It's a funny time for fans of entrepreneurship. Statistics show that business formation is actually down in the U.S., but hype around startups and entrepreneurs is clearly way, way up. So which is it--a golden age or a deep lull when it comes to founding companies?

That's the fascinating question pondered recently by British entrepreneur Luke Johnson in one of his Financial Times columns. Quoting Dickens's famous opener, Johnson goes on to lay out the evidence for both the defense and the prosecution, explaining why now could be seen as both a great time for entrepreneurs and a truly tough time to start up.

The Good News …

In favor of the entrepreneurship optimists, he cites:

  • The abundance of advice and mentors for would-be entrepreneurs, both online and off
  • Crowdfunding, peer-to-peer lending, and other innovative forms of finance (plus, in the UK, government initiatives to get banks lending more to businesses) as well as historically low interest rates
  • More angel investors than ever before
  • Tech tools that make it easier and faster to test and improve a business idea.
  • Increased acceptance and understanding of entrepreneurship in the culture (i.e., your parents are now less likely to freak out if you want to start a business)
  • Co-working spaces and other communities to support freelancers

… and the Bad

That's an encouragingly long list of positive factors for aspiring entrepreneurs, but Johnson warns that all is not flowers and sunshine for would-be founders.
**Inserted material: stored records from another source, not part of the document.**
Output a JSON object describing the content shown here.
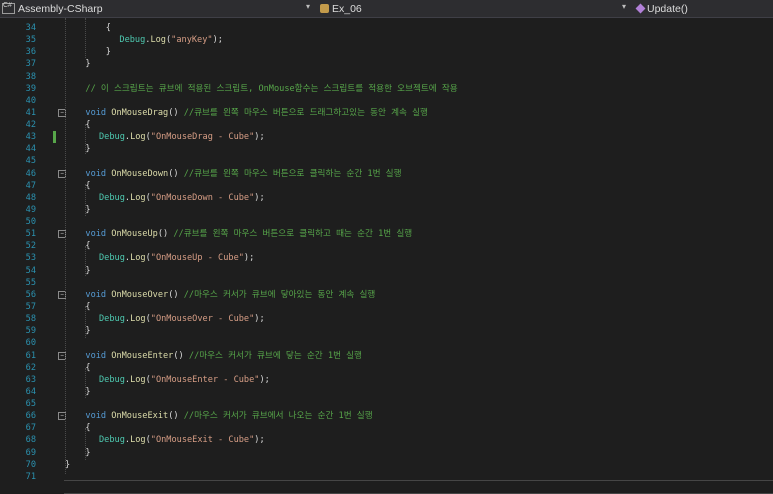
{
  "navbar": {
    "project": "Assembly-CSharp",
    "class": "Ex_06",
    "method": "Update()"
  },
  "lines": [
    {
      "n": "34",
      "indent": 6,
      "parts": [
        {
          "t": "{",
          "c": ""
        }
      ]
    },
    {
      "n": "35",
      "indent": 8,
      "parts": [
        {
          "t": "Debug",
          "c": "ty"
        },
        {
          "t": ".",
          "c": ""
        },
        {
          "t": "Log",
          "c": "fn"
        },
        {
          "t": "(",
          "c": ""
        },
        {
          "t": "\"anyKey\"",
          "c": "st"
        },
        {
          "t": ");",
          "c": ""
        }
      ]
    },
    {
      "n": "36",
      "indent": 6,
      "parts": [
        {
          "t": "}",
          "c": ""
        }
      ]
    },
    {
      "n": "37",
      "indent": 3,
      "parts": [
        {
          "t": "}",
          "c": ""
        }
      ]
    },
    {
      "n": "38",
      "indent": 0,
      "parts": []
    },
    {
      "n": "39",
      "indent": 3,
      "parts": [
        {
          "t": "// 이 스크립트는 큐브에 적용된 스크립트, OnMouse함수는 스크립트를 적용한 오브젝트에 작용",
          "c": "cm"
        }
      ]
    },
    {
      "n": "40",
      "indent": 0,
      "parts": []
    },
    {
      "n": "41",
      "indent": 3,
      "fold": true,
      "parts": [
        {
          "t": "void ",
          "c": "kw"
        },
        {
          "t": "OnMouseDrag",
          "c": "fn"
        },
        {
          "t": "() ",
          "c": ""
        },
        {
          "t": "//큐브를 왼쪽 마우스 버튼으로 드래그하고있는 동안 계속 실행",
          "c": "cm"
        }
      ]
    },
    {
      "n": "42",
      "indent": 3,
      "parts": [
        {
          "t": "{",
          "c": ""
        }
      ]
    },
    {
      "n": "43",
      "indent": 5,
      "changed": true,
      "parts": [
        {
          "t": "Debug",
          "c": "ty"
        },
        {
          "t": ".",
          "c": ""
        },
        {
          "t": "Log",
          "c": "fn"
        },
        {
          "t": "(",
          "c": ""
        },
        {
          "t": "\"OnMouseDrag - Cube\"",
          "c": "st"
        },
        {
          "t": ");",
          "c": ""
        }
      ]
    },
    {
      "n": "44",
      "indent": 3,
      "parts": [
        {
          "t": "}",
          "c": ""
        }
      ]
    },
    {
      "n": "45",
      "indent": 0,
      "parts": []
    },
    {
      "n": "46",
      "indent": 3,
      "fold": true,
      "parts": [
        {
          "t": "void ",
          "c": "kw"
        },
        {
          "t": "OnMouseDown",
          "c": "fn"
        },
        {
          "t": "() ",
          "c": ""
        },
        {
          "t": "//큐브를 왼쪽 마우스 버튼으로 클릭하는 순간 1번 실행",
          "c": "cm"
        }
      ]
    },
    {
      "n": "47",
      "indent": 3,
      "parts": [
        {
          "t": "{",
          "c": ""
        }
      ]
    },
    {
      "n": "48",
      "indent": 5,
      "parts": [
        {
          "t": "Debug",
          "c": "ty"
        },
        {
          "t": ".",
          "c": ""
        },
        {
          "t": "Log",
          "c": "fn"
        },
        {
          "t": "(",
          "c": ""
        },
        {
          "t": "\"OnMouseDown - Cube\"",
          "c": "st"
        },
        {
          "t": ");",
          "c": ""
        }
      ]
    },
    {
      "n": "49",
      "indent": 3,
      "parts": [
        {
          "t": "}",
          "c": ""
        }
      ]
    },
    {
      "n": "50",
      "indent": 0,
      "parts": []
    },
    {
      "n": "51",
      "indent": 3,
      "fold": true,
      "parts": [
        {
          "t": "void ",
          "c": "kw"
        },
        {
          "t": "OnMouseUp",
          "c": "fn"
        },
        {
          "t": "() ",
          "c": ""
        },
        {
          "t": "//큐브를 왼쪽 마우스 버튼으로 클릭하고 때는 순간 1번 실행",
          "c": "cm"
        }
      ]
    },
    {
      "n": "52",
      "indent": 3,
      "parts": [
        {
          "t": "{",
          "c": ""
        }
      ]
    },
    {
      "n": "53",
      "indent": 5,
      "parts": [
        {
          "t": "Debug",
          "c": "ty"
        },
        {
          "t": ".",
          "c": ""
        },
        {
          "t": "Log",
          "c": "fn"
        },
        {
          "t": "(",
          "c": ""
        },
        {
          "t": "\"OnMouseUp - Cube\"",
          "c": "st"
        },
        {
          "t": ");",
          "c": ""
        }
      ]
    },
    {
      "n": "54",
      "indent": 3,
      "parts": [
        {
          "t": "}",
          "c": ""
        }
      ]
    },
    {
      "n": "55",
      "indent": 0,
      "parts": []
    },
    {
      "n": "56",
      "indent": 3,
      "fold": true,
      "parts": [
        {
          "t": "void ",
          "c": "kw"
        },
        {
          "t": "OnMouseOver",
          "c": "fn"
        },
        {
          "t": "() ",
          "c": ""
        },
        {
          "t": "//마우스 커서가 큐브에 닿아있는 동안 계속 실행",
          "c": "cm"
        }
      ]
    },
    {
      "n": "57",
      "indent": 3,
      "parts": [
        {
          "t": "{",
          "c": ""
        }
      ]
    },
    {
      "n": "58",
      "indent": 5,
      "parts": [
        {
          "t": "Debug",
          "c": "ty"
        },
        {
          "t": ".",
          "c": ""
        },
        {
          "t": "Log",
          "c": "fn"
        },
        {
          "t": "(",
          "c": ""
        },
        {
          "t": "\"OnMouseOver - Cube\"",
          "c": "st"
        },
        {
          "t": ");",
          "c": ""
        }
      ]
    },
    {
      "n": "59",
      "indent": 3,
      "parts": [
        {
          "t": "}",
          "c": ""
        }
      ]
    },
    {
      "n": "60",
      "indent": 0,
      "parts": []
    },
    {
      "n": "61",
      "indent": 3,
      "fold": true,
      "parts": [
        {
          "t": "void ",
          "c": "kw"
        },
        {
          "t": "OnMouseEnter",
          "c": "fn"
        },
        {
          "t": "() ",
          "c": ""
        },
        {
          "t": "//마우스 커서가 큐브에 닿는 순간 1번 실행",
          "c": "cm"
        }
      ]
    },
    {
      "n": "62",
      "indent": 3,
      "parts": [
        {
          "t": "{",
          "c": ""
        }
      ]
    },
    {
      "n": "63",
      "indent": 5,
      "parts": [
        {
          "t": "Debug",
          "c": "ty"
        },
        {
          "t": ".",
          "c": ""
        },
        {
          "t": "Log",
          "c": "fn"
        },
        {
          "t": "(",
          "c": ""
        },
        {
          "t": "\"OnMouseEnter - Cube\"",
          "c": "st"
        },
        {
          "t": ");",
          "c": ""
        }
      ]
    },
    {
      "n": "64",
      "indent": 3,
      "parts": [
        {
          "t": "}",
          "c": ""
        }
      ]
    },
    {
      "n": "65",
      "indent": 0,
      "parts": []
    },
    {
      "n": "66",
      "indent": 3,
      "fold": true,
      "parts": [
        {
          "t": "void ",
          "c": "kw"
        },
        {
          "t": "OnMouseExit",
          "c": "fn"
        },
        {
          "t": "() ",
          "c": ""
        },
        {
          "t": "//마우스 커서가 큐브에서 나오는 순간 1번 실행",
          "c": "cm"
        }
      ]
    },
    {
      "n": "67",
      "indent": 3,
      "parts": [
        {
          "t": "{",
          "c": ""
        }
      ]
    },
    {
      "n": "68",
      "indent": 5,
      "parts": [
        {
          "t": "Debug",
          "c": "ty"
        },
        {
          "t": ".",
          "c": ""
        },
        {
          "t": "Log",
          "c": "fn"
        },
        {
          "t": "(",
          "c": ""
        },
        {
          "t": "\"OnMouseExit - Cube\"",
          "c": "st"
        },
        {
          "t": ");",
          "c": ""
        }
      ]
    },
    {
      "n": "69",
      "indent": 3,
      "parts": [
        {
          "t": "}",
          "c": ""
        }
      ]
    },
    {
      "n": "70",
      "indent": 0,
      "parts": [
        {
          "t": "}",
          "c": ""
        }
      ]
    },
    {
      "n": "71",
      "indent": 0,
      "parts": []
    }
  ]
}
Other less-positive influences on the startup scene include:

  • The visibility of high-profile windfalls and acquisitions warping expectations of entrepreneurship
  • Increased competition in many industries due to globalization
  • Price transparency due to technology and empowered consumers, who can not only make complaints more easily but also amplify those complaints online
  • A higher risk of litigation than previously
  • Entrenched (nearly monopolistic) competitors--like Amazon and Google--in some industries, which make it close to impossible for new entrants to compete

Johnson's article is well worth a read in full to get a more complete picture of each factor, but what's your take after seeing the two cases laid out in brief side by side?

After, weighing the evidence, is it a great or horrible time to be an entrepreneur, or somewhere in the middle?